Appropriate Dosing Range for Norepinephrine IV Infusion
The appropriate dosing range for norepinephrine intravenous infusion is 0.1-1.0 mcg/kg/min, titrated to desired clinical effect, with doses up to 5 mcg/kg/min sometimes necessary in severe shock. 1
Initial Dosing and Titration
Norepinephrine is primarily used for shock states after adequate volume resuscitation. The dosing should follow this algorithm:
- Starting dose: Begin at 0.1 mcg/kg/min
- Titration: Gradually increase dose based on hemodynamic response
- Target: Achieve mean arterial pressure (MAP) ≥65 mmHg
- Typical range: 0.1-1.0 mcg/kg/min
- Maximum dose: Up to 5 mcg/kg/min may be required in severe, refractory shock
Preparation and Administration
Norepinephrine should be administered through a central venous catheter whenever possible to minimize risk of extravasation. However, recent evidence suggests peripheral administration may be safe with proper protocols 2.
Standard preparation methods:
- Add 4 mg (4 mL) of norepinephrine to 250 mL D5W or NS to yield 16 mcg/mL
- Alternative concentration: 1 mg in 100 mL saline (10 mcg/mL)

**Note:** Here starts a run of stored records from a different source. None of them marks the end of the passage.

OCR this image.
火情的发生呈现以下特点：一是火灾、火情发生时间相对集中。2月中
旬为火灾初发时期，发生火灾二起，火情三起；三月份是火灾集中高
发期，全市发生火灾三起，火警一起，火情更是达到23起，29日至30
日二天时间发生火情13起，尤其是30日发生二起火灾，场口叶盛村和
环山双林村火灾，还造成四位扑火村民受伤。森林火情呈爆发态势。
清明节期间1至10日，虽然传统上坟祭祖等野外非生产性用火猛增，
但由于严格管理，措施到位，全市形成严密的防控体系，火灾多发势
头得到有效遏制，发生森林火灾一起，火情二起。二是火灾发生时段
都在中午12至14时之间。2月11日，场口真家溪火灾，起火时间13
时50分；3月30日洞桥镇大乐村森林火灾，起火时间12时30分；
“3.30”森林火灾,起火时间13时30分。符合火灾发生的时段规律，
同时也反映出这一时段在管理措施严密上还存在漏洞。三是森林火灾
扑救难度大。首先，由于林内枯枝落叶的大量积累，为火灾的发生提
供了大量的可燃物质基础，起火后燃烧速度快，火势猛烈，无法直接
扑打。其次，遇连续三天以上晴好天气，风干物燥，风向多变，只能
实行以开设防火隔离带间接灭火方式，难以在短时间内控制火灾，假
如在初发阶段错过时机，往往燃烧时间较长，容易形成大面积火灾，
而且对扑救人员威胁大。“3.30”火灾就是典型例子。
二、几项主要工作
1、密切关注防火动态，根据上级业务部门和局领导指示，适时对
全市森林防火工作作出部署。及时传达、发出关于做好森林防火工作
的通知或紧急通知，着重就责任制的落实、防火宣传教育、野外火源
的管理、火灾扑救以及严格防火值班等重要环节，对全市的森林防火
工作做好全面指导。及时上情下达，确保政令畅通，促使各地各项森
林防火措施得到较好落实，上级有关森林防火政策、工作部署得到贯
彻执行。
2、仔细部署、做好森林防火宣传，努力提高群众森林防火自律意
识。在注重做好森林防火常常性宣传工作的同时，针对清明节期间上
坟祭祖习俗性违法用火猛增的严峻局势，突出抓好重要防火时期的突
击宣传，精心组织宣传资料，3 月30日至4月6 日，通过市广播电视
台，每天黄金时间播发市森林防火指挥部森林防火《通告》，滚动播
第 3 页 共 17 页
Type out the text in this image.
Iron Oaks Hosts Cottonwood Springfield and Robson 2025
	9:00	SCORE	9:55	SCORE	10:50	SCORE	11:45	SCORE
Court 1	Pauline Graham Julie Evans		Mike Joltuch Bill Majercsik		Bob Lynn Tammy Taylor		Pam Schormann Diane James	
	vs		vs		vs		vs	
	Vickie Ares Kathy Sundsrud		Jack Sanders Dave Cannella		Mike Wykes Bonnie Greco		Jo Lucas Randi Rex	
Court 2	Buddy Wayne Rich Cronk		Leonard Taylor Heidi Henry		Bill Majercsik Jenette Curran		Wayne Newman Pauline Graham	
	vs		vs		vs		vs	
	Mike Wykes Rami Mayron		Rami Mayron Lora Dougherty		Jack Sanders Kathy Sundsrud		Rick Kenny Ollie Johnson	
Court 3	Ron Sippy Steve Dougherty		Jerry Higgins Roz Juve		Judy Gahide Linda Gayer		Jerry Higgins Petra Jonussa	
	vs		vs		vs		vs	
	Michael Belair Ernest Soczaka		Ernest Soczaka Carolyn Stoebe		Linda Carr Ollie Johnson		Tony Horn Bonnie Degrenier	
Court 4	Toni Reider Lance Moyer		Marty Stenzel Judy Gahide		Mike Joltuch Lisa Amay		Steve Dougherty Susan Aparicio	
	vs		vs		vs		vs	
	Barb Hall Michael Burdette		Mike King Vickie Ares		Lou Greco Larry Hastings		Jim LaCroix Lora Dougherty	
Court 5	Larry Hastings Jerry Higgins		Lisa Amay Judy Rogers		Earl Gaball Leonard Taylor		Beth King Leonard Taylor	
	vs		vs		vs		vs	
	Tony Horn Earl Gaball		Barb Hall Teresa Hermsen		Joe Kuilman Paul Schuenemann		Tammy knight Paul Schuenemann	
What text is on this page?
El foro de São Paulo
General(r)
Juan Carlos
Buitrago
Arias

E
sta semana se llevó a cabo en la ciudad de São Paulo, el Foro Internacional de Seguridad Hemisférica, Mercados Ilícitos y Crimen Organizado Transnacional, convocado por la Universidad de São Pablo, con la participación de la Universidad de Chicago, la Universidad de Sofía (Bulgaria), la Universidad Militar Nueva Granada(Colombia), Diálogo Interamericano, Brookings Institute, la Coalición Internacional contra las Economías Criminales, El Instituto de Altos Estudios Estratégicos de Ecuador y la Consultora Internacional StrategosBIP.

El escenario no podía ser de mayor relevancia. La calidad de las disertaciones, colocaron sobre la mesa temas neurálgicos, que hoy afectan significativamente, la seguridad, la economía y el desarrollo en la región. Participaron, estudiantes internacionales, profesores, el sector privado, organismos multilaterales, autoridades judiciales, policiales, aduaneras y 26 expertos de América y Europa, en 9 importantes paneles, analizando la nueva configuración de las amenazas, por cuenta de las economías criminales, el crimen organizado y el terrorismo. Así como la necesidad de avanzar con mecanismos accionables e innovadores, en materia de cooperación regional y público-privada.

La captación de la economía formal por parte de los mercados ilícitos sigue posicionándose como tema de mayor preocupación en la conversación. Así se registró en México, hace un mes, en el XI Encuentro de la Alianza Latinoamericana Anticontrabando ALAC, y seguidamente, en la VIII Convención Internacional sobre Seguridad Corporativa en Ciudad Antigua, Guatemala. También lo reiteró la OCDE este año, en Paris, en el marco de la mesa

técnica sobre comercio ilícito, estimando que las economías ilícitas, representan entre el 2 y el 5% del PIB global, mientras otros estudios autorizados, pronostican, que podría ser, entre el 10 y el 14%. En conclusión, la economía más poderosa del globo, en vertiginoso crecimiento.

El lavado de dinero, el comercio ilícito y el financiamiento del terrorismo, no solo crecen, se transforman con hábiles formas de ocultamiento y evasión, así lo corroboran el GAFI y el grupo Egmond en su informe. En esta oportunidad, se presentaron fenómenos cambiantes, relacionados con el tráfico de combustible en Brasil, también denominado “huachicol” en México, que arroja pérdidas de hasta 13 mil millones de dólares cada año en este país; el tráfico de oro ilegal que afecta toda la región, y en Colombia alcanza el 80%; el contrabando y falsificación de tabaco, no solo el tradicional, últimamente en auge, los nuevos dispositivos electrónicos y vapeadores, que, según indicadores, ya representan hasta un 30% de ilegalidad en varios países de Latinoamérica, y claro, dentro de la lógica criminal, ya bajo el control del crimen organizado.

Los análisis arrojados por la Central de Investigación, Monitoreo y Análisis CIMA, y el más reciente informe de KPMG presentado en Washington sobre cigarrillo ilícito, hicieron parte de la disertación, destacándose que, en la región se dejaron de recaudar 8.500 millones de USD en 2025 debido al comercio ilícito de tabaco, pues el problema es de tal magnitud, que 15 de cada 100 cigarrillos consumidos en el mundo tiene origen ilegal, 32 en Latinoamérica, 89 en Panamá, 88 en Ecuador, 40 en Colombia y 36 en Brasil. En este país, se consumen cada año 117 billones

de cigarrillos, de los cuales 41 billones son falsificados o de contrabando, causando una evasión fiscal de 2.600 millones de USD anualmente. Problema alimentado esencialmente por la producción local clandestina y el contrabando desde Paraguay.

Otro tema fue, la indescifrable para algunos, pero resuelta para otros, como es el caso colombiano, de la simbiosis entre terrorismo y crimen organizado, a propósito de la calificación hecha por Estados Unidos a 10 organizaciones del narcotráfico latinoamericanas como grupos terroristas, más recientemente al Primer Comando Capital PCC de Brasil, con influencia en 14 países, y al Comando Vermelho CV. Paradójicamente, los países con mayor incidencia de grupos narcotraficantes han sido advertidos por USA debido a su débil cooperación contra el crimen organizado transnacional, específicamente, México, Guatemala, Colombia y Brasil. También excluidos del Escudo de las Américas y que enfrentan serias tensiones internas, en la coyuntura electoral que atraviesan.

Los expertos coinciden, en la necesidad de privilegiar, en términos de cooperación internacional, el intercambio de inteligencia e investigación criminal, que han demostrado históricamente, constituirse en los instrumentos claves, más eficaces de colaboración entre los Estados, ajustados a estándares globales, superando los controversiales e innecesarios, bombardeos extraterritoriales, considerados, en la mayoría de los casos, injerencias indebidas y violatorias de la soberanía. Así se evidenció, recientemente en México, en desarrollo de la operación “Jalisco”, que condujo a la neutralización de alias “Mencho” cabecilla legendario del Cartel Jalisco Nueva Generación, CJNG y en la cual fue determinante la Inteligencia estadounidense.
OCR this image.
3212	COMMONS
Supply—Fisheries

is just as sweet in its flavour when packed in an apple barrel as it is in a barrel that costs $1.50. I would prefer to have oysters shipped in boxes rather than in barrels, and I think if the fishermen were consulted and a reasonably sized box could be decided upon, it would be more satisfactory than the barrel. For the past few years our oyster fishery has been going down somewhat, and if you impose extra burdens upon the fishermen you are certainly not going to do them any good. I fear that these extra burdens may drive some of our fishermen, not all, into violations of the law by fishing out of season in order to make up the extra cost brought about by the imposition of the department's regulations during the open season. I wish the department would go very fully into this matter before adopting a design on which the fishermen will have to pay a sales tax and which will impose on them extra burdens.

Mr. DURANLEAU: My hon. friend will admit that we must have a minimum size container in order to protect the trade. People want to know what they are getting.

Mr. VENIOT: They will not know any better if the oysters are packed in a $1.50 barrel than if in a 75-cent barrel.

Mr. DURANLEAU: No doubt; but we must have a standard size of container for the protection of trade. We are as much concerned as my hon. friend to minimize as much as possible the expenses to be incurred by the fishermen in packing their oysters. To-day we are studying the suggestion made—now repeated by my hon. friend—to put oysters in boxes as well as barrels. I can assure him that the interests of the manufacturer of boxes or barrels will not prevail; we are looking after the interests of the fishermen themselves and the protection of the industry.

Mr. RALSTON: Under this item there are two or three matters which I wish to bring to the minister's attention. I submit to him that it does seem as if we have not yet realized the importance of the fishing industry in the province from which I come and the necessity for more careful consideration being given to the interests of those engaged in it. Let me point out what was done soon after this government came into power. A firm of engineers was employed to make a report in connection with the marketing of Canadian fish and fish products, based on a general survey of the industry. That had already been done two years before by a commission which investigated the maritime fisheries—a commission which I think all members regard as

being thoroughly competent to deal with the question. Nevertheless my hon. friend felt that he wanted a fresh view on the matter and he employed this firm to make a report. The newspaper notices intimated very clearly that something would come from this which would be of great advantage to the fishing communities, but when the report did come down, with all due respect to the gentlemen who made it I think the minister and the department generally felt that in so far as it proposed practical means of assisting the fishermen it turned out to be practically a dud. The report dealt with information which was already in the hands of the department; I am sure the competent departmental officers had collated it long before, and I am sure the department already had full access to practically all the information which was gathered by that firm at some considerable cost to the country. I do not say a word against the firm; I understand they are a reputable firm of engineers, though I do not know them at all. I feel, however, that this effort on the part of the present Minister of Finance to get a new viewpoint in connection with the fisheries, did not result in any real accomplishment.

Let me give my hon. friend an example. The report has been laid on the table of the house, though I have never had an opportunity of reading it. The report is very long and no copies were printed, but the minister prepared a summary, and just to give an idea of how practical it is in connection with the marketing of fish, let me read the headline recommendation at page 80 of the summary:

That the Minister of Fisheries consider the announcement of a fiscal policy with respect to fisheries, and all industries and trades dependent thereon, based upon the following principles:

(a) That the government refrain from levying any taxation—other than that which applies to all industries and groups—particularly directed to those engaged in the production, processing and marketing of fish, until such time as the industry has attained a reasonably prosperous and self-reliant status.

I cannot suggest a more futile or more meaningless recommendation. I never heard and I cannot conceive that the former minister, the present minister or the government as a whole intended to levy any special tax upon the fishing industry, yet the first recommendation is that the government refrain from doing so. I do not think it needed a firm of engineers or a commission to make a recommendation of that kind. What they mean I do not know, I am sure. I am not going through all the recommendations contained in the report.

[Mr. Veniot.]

Clinical Scenarios and Dosing Considerations
Cardiogenic/Distributive Shock
- Pediatric dosing: 0.1-1.0 mcg/kg/min 1
- Adult dosing: Same range, with careful titration to effect
Septic Shock
- Early administration (within 1-2 hours) at low doses improves shock control rate by 6 hours 3
- Target MAP of 75 mmHg may optimize renal perfusion, filtration and oxygenation compared to lower targets 4
Refractory Hypotension
- For hypotension unresponsive to initial doses, consider:
- Increasing norepinephrine up to 5 mcg/kg/min
- Adding a second vasopressor agent
- Addressing underlying cause
Monitoring and Safety Considerations
Required Monitoring
- Continuous blood pressure monitoring
- Heart rate and rhythm
- Urine output
- Peripheral perfusion
- Serum lactate (when available)
Potential Complications
- Extravasation can result in severe tissue injury
- If extravasation occurs, consider phentolamine (0.1-0.2 mg/kg up to 10 mg diluted in 10 mL NS) injected intradermally at the site 1
- Tachyarrhythmias/ectopic beats
- Peripheral, renal, and splanchnic vasoconstriction at higher doses (>20 mcg/kg/min) 1
Special Populations
Obesity
Weight-based dosing in obese patients may lead to higher cumulative norepinephrine requirements and prolonged vasopressor duration compared to non-weight-based approaches, without improving time to target MAP 5. Consider ideal body weight for dosing calculations in significantly obese patients.
Pediatric Patients
- Dosing range remains 0.1-1.0 mcg/kg/min, titrated to effect
- Maximum doses up to 5 mcg/kg/min may be necessary in severe shock 1
Clinical Pearls and Pitfalls
- Critical pitfall: Administering norepinephrine before adequate volume resuscitation may worsen tissue perfusion
- Important consideration: Norepinephrine effects are dose-dependent; higher doses (>1 mcg/kg/min) predominantly stimulate α-adrenergic receptors causing vasoconstriction
- Safety measure: Always use an infusion pump for administration
- Weaning strategy: Once the patient is stable, gradually reduce the dose by 0.05-0.1 mcg/kg/min while monitoring hemodynamic response
Norepinephrine remains the first-line vasopressor for most shock states, and proper dosing is essential for optimizing outcomes while minimizing adverse effects.